Tuesday 15 July 2014

Richard Curtis and the English Middle Class Myth



When the name, Richard Curtis, is brought to mind, one instantly thinks of confetti-ridden happy endings, gleaming wedding gowns and the several key questions that float around his scripts: what makes us English and what is the English ideal? Yet his romantic comedies can be seen to neglect a comprehensive vision of English society, ignoring the working class and solely focussing on the educated, moneyed elite.

This year marks the twentieth anniversary of Four Weddings and a Funeral (1994), arguably Curtis’s most popular and successful screenplay. In this film, along with several of his others, the Oxford-educated screenwriter seemingly sets out to portray the quintessential English life, playing with twee stereotypes and middle-class caricatures to cement an idea of what it means to be English. Many jokes are centred on this thought during the narrative, such as when Hugh Grant’s protagonist, Charles, remarks: “Do you think there really are people who can just go up and say, "Hi, babe. Name's Charles. This is your lucky night?"” To which Matthew responds: “Well, if there are, they're not English.” This self-aware and self-referential comedy is a key feature of Curtis’s scripts.

Yet this hazy, idealistic, middle-class bubble of ‘true’ English life is only broken at one instance, in Four Weddings, to represent a lower class environment. Significantly, the only moment that does delve into this territory is when the only funeral of the film takes place. Black smoke billows from the factory chimneys as the characters line up in black to mourn their friend, Gareth. Not only does this distinct working class environment and industrial, grey backdrop mirror the tragedy of the death of the extravagant and high-spirited character, it also implicitly associates darkness, poverty and misery with the working class. In the dense midst of weddings, four to be precise, happiness and moneyed comfort, this class distinction is even more prominent.
                          
                                
There is a marked difference when we compare Curtis’s depiction to the work of other contemporary British screenwriters who inject comedy, colour and vibrancy into their working class representations. Shane Meadows, another prominent British film maker, portrays a contrasting exploration of class in his films, most notably in This is England, the film (2006) and TV series (2010-). This is England '90 is due out this year. Though often dealing with the bleak, harsh realities that his characters have to face, his scripts are scattered with light-hearted relief and humorous fun through the escapades of Woody and company, in a thoroughly working-class and grittily realistic environment. This is far removed from the dreamy, middle class, English ideal of Four Weddings.

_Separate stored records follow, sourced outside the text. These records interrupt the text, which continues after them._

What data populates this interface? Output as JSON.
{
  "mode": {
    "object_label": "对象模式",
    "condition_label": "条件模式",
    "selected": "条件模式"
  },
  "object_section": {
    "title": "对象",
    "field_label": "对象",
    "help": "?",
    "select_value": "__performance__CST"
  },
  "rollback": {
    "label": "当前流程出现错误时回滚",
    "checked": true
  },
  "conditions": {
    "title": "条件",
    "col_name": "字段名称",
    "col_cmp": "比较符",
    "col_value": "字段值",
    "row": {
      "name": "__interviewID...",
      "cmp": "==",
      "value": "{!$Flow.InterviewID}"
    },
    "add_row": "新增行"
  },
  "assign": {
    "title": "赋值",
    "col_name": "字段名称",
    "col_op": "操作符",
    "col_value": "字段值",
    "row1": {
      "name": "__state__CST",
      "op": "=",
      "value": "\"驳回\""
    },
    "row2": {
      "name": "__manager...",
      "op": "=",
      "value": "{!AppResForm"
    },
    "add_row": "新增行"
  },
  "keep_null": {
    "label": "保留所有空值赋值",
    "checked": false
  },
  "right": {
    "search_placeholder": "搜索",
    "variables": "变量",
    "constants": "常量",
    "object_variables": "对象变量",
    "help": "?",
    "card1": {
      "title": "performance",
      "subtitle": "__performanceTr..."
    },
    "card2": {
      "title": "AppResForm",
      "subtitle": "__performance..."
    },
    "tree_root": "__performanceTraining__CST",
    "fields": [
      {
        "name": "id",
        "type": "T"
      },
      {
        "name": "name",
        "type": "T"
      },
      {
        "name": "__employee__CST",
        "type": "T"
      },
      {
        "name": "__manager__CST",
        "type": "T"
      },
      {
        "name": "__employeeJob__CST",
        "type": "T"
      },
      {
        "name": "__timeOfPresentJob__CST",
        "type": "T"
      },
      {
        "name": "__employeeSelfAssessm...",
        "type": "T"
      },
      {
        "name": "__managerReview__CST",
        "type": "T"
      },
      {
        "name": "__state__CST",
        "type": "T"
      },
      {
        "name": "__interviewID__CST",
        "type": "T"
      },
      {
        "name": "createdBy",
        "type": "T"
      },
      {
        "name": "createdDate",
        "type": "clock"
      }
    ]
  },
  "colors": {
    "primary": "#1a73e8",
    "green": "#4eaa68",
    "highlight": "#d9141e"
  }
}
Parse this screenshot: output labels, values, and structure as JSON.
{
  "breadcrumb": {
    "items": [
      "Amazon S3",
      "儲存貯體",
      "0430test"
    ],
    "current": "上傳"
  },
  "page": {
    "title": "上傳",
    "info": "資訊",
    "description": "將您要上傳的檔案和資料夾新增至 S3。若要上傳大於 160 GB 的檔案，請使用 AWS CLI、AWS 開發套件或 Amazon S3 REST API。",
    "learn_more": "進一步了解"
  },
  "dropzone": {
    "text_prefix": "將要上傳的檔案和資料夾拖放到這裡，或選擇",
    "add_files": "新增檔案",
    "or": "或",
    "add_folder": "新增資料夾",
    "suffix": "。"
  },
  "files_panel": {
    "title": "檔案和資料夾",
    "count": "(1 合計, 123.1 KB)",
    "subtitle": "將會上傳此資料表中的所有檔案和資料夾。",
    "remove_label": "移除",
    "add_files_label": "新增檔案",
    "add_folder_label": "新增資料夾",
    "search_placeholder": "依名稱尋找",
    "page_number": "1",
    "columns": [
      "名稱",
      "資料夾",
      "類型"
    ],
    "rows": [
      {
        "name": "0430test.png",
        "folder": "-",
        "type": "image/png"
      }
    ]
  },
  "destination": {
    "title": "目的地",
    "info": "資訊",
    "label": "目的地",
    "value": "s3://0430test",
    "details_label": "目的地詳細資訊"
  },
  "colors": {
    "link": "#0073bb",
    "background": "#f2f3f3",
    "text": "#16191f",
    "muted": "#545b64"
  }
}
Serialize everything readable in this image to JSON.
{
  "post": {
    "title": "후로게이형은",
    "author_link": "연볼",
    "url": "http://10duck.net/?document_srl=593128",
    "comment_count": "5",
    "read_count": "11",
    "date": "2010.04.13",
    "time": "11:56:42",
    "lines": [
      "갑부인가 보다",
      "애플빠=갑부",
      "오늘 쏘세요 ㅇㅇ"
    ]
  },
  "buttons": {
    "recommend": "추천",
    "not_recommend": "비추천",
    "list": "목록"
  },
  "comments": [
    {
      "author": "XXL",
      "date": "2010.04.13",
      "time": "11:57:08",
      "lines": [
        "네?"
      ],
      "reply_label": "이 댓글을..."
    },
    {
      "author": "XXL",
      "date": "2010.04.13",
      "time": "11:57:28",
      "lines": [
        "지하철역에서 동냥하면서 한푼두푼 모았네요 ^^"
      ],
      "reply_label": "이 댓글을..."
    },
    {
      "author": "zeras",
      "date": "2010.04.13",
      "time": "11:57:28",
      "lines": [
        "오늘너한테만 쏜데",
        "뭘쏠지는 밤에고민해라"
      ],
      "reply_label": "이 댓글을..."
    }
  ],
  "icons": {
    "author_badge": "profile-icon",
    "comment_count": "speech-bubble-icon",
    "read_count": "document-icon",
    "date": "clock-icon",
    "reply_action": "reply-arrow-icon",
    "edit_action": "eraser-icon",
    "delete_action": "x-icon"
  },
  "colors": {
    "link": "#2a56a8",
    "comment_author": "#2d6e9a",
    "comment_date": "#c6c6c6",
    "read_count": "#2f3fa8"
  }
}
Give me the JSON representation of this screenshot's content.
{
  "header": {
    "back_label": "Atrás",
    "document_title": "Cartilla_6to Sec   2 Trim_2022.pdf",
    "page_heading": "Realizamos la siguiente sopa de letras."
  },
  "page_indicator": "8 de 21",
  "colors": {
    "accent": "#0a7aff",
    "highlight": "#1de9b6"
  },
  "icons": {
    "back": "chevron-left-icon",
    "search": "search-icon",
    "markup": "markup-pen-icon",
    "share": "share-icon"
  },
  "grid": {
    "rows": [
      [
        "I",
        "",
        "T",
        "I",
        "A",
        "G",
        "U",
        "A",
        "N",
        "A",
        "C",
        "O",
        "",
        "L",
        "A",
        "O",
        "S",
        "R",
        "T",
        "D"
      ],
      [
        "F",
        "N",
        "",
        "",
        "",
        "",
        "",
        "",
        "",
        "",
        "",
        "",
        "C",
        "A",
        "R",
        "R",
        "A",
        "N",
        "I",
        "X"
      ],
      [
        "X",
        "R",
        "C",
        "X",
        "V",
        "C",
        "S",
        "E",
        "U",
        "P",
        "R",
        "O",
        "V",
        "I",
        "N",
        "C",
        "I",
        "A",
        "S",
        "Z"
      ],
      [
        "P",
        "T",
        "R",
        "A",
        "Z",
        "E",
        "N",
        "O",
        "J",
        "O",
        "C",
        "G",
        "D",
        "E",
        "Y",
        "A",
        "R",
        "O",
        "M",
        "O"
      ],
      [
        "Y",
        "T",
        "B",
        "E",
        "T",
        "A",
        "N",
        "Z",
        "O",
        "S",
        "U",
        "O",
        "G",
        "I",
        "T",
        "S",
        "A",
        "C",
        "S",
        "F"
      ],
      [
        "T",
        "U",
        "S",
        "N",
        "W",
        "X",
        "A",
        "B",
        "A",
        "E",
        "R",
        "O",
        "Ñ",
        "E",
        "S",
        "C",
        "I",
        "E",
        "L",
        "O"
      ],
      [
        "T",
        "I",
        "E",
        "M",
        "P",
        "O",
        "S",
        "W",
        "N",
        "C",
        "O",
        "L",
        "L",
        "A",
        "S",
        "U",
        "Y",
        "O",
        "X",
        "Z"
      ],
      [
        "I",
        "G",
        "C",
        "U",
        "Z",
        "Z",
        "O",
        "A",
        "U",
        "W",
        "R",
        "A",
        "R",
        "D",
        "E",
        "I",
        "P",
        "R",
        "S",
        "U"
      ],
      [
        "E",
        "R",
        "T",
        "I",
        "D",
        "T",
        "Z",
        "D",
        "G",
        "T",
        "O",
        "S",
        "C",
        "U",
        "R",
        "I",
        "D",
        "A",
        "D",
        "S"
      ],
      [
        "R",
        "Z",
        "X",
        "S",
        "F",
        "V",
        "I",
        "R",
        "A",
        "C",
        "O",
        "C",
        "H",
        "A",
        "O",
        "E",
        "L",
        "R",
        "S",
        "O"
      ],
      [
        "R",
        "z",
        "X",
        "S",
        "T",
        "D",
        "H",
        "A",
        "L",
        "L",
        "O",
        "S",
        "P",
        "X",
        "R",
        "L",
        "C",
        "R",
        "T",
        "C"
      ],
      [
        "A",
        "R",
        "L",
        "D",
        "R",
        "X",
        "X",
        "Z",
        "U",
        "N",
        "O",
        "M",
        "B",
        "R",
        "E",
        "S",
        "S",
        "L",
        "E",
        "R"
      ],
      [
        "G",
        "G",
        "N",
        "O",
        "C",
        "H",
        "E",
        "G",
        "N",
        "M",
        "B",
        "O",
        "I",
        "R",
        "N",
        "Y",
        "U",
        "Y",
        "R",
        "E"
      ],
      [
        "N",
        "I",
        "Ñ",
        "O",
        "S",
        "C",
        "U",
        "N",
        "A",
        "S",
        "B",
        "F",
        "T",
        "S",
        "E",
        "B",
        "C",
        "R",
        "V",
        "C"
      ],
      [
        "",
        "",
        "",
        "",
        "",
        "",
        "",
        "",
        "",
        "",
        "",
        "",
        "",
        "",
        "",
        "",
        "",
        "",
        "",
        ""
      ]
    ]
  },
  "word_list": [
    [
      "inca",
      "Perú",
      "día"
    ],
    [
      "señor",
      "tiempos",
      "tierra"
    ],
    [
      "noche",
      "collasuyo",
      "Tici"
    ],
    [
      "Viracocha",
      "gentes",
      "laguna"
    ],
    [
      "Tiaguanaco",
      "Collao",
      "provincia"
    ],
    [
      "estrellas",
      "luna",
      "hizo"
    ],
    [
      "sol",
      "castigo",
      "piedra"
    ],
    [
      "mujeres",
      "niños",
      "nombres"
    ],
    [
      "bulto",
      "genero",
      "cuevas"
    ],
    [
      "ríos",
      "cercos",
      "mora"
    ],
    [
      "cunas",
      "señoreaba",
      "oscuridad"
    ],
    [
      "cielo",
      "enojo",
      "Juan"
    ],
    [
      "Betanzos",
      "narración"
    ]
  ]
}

Perhaps this avoidance of working-class reality in Curtis’s creations is for the benefit of the American audience. Around 20 to 30 per cent of his films' global grosses regularly come from the US. The stereotypical American perspective of British culture made up of toffs, suits, appealing eccentricity and clipped plummy accents is central. Hugh Grant has immortalised this charming, bumbling Brit forever. For audiences across the pond, these films show a glamorised English world of sunshine, sentiment and confetti. It is also important to note that the central love interest in many of Curtis’s imaginary worlds is an American outsider. This is an archetypal character in Curtis’s back catalogue and comes in the form of Andie MacDowell in Four Weddings, Julia Roberts in Notting Hill (1999) and Rachel McAdams in About Time (2013). They act as a counterpart to their English lover, the enchanting foreigner, who further highlights the ‘Englishness’ surrounding them.

About Time contains all the traditional features in trend with his previous films. Domhnall Gleeson, plays the Hugh Grant equivalent looking for love, in this story of well-off individuals in a white-dominant community. It is optimistic, with not even a whisper of financial hardship or day-to-day problems. With money never being an issue the protagonist can just worry about the important things in life, like falling in love.

Whether it is snobbery or a comforting ideal of domesticated life, this dreamy, one-sided version of British life is limited and only inhabits the white, middle class. Ethnic minorities are hidden from view and most strikingly so in Notting Hill. The real London borough is diverse and multi-cultural yet in Curtis’s representation it appears to be comprised, once again, of people of white, middle-class origins. So it appears that Curtis’s films are less about class divide and more about certain class avoidance. They are feel-good films for a certain middle-class audience about people who make up that middle-class audience themselves.